Он с силой постучался, но услышал только треск огня на лестнице. Тогда он постучался в дверь Растуаля. Оттуда доносились пронзительные крики, сопровождаемые топотом ног, хлопаньем дверей и глухими возгласами.

— Аврелия, накинь что-нибудь на плечи! — раздался голос председателя.

Растуаль выбежал на тротуар, вслед за ним его жена и младшая дочь, та, которая еще не вышла замуж. Аврелия впопыхах набросила на плечи отцовское пальто, которое не закрывало ее голых рук. Она страшно покраснела, увидев Пекера-де-Соле.

— Какое ужасное несчастье! — запинаясь, пробормотал председатель. — Все сгорит. Стена моей комнаты уже горячая. Оба дома, собственно говоря, составляют одно целое, если можно так выразиться… Ах, господин супрефект, я не успел снять даже стенные часы. Нужно организовать помощь. Нельзя же дать сгореть в несколько часов всей обстановке.
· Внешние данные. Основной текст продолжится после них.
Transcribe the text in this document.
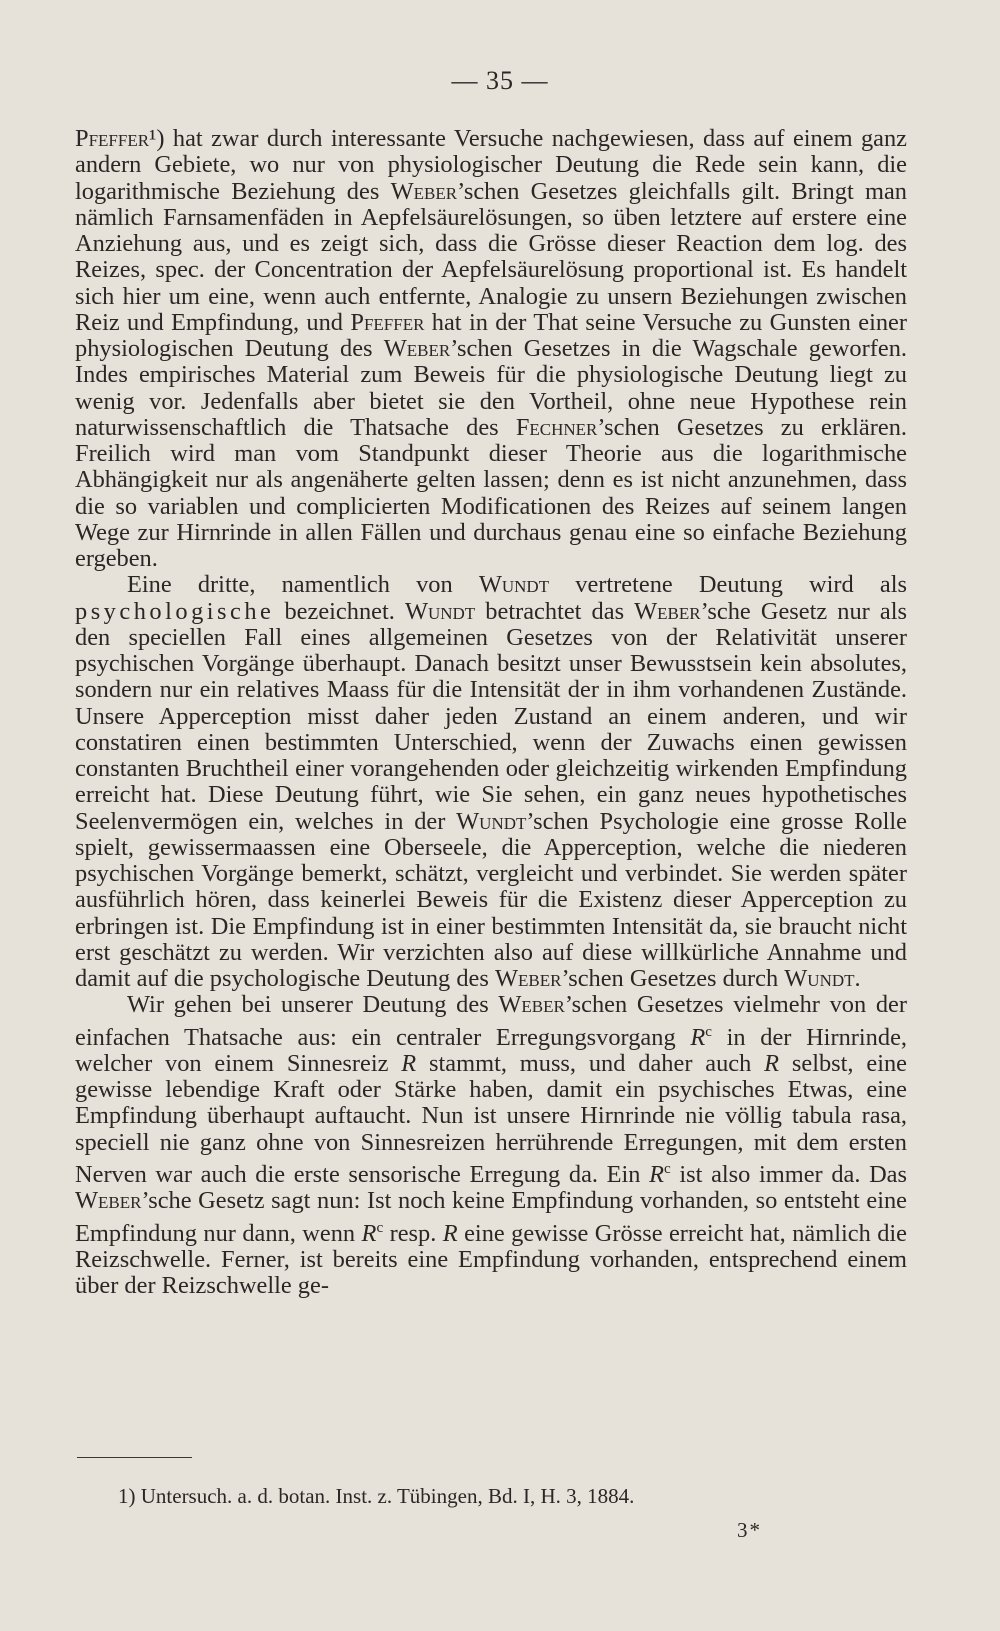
— 35 —

Pfeffer¹) hat zwar durch interessante Versuche nachgewiesen, dass auf einem ganz andern Gebiete, wo nur von physiologischer Deutung die Rede sein kann, die logarithmische Beziehung des Weber’schen Gesetzes gleichfalls gilt. Bringt man nämlich Farnsamenfäden in Aepfelsäurelösungen, so üben letztere auf erstere eine Anziehung aus, und es zeigt sich, dass die Grösse dieser Reaction dem log. des Reizes, spec. der Concentration der Aepfelsäurelösung proportional ist. Es handelt sich hier um eine, wenn auch entfernte, Analogie zu unsern Beziehungen zwischen Reiz und Empfindung, und Pfeffer hat in der That seine Versuche zu Gunsten einer physiologischen Deutung des Weber’schen Gesetzes in die Wagschale geworfen. Indes empirisches Material zum Beweis für die physiologische Deutung liegt zu wenig vor. Jedenfalls aber bietet sie den Vortheil, ohne neue Hypothese rein naturwissenschaftlich die Thatsache des Fechner’schen Gesetzes zu erklären. Freilich wird man vom Standpunkt dieser Theorie aus die logarithmische Abhängigkeit nur als angenäherte gelten lassen; denn es ist nicht anzunehmen, dass die so variablen und complicierten Modificationen des Reizes auf seinem langen Wege zur Hirnrinde in allen Fällen und durchaus genau eine so einfache Beziehung ergeben.

Eine dritte, namentlich von Wundt vertretene Deutung wird als psychologische bezeichnet. Wundt betrachtet das Weber’sche Gesetz nur als den speciellen Fall eines allgemeinen Gesetzes von der Relativität unserer psychischen Vorgänge überhaupt. Danach besitzt unser Bewusstsein kein absolutes, sondern nur ein relatives Maass für die Intensität der in ihm vorhandenen Zustände. Unsere Apperception misst daher jeden Zustand an einem anderen, und wir constatiren einen bestimmten Unterschied, wenn der Zuwachs einen gewissen constanten Bruchtheil einer vorangehenden oder gleichzeitig wirkenden Empfindung erreicht hat. Diese Deutung führt, wie Sie sehen, ein ganz neues hypothetisches Seelenvermögen ein, welches in der Wundt’schen Psychologie eine grosse Rolle spielt, gewissermaassen eine Oberseele, die Apperception, welche die niederen psychischen Vorgänge bemerkt, schätzt, vergleicht und verbindet. Sie werden später ausführlich hören, dass keinerlei Beweis für die Existenz dieser Apperception zu erbringen ist. Die Empfindung ist in einer bestimmten Intensität da, sie braucht nicht erst geschätzt zu werden. Wir verzichten also auf diese willkürliche Annahme und damit auf die psychologische Deutung des Weber’schen Gesetzes durch Wundt.

Wir gehen bei unserer Deutung des Weber’schen Gesetzes vielmehr von der einfachen Thatsache aus: ein centraler Erregungsvorgang $R^c$ in der Hirnrinde, welcher von einem Sinnesreiz R stammt, muss, und daher auch R selbst, eine gewisse lebendige Kraft oder Stärke haben, damit ein psychisches Etwas, eine Empfindung überhaupt auftaucht. Nun ist unsere Hirnrinde nie völlig tabula rasa, speciell nie ganz ohne von Sinnesreizen herrührende Erregungen, mit dem ersten Nerven war auch die erste sensorische Erregung da. Ein $R^c$ ist also immer da. Das Weber’sche Gesetz sagt nun: Ist noch keine Empfindung vorhanden, so entsteht eine Empfindung nur dann, wenn $R^c$ resp. R eine gewisse Grösse erreicht hat, nämlich die Reizschwelle. Ferner, ist bereits eine Empfindung vorhanden, entsprechend einem über der Reizschwelle ge-

1) Untersuch. a. d. botan. Inst. z. Tübingen, Bd. I, H. 3, 1884.
3*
Г-жа Растуаль, полуодетая, в одном пеньюаре, оплакивала мебель своей гостиной, которую она только недавно заново обила. В это время в окнах стали показываться соседи. Председатель позвал их и стал выносить вещи из своего дома; он главным образом беспокоился о стенных часах, которые лично вынес и поставил на противоположном тротуаре. Когда из гостиной вынесли кресла, он усадил в них жену и дочь, а супрефект поместился около них и стал успокаивать.

— Не волнуйтесь, сударыни, — говорил он. — Сейчас приедут пожарные, и огонь будет живо потушен… Я нисколько не сомневаюсь, что ваш дом отстоят.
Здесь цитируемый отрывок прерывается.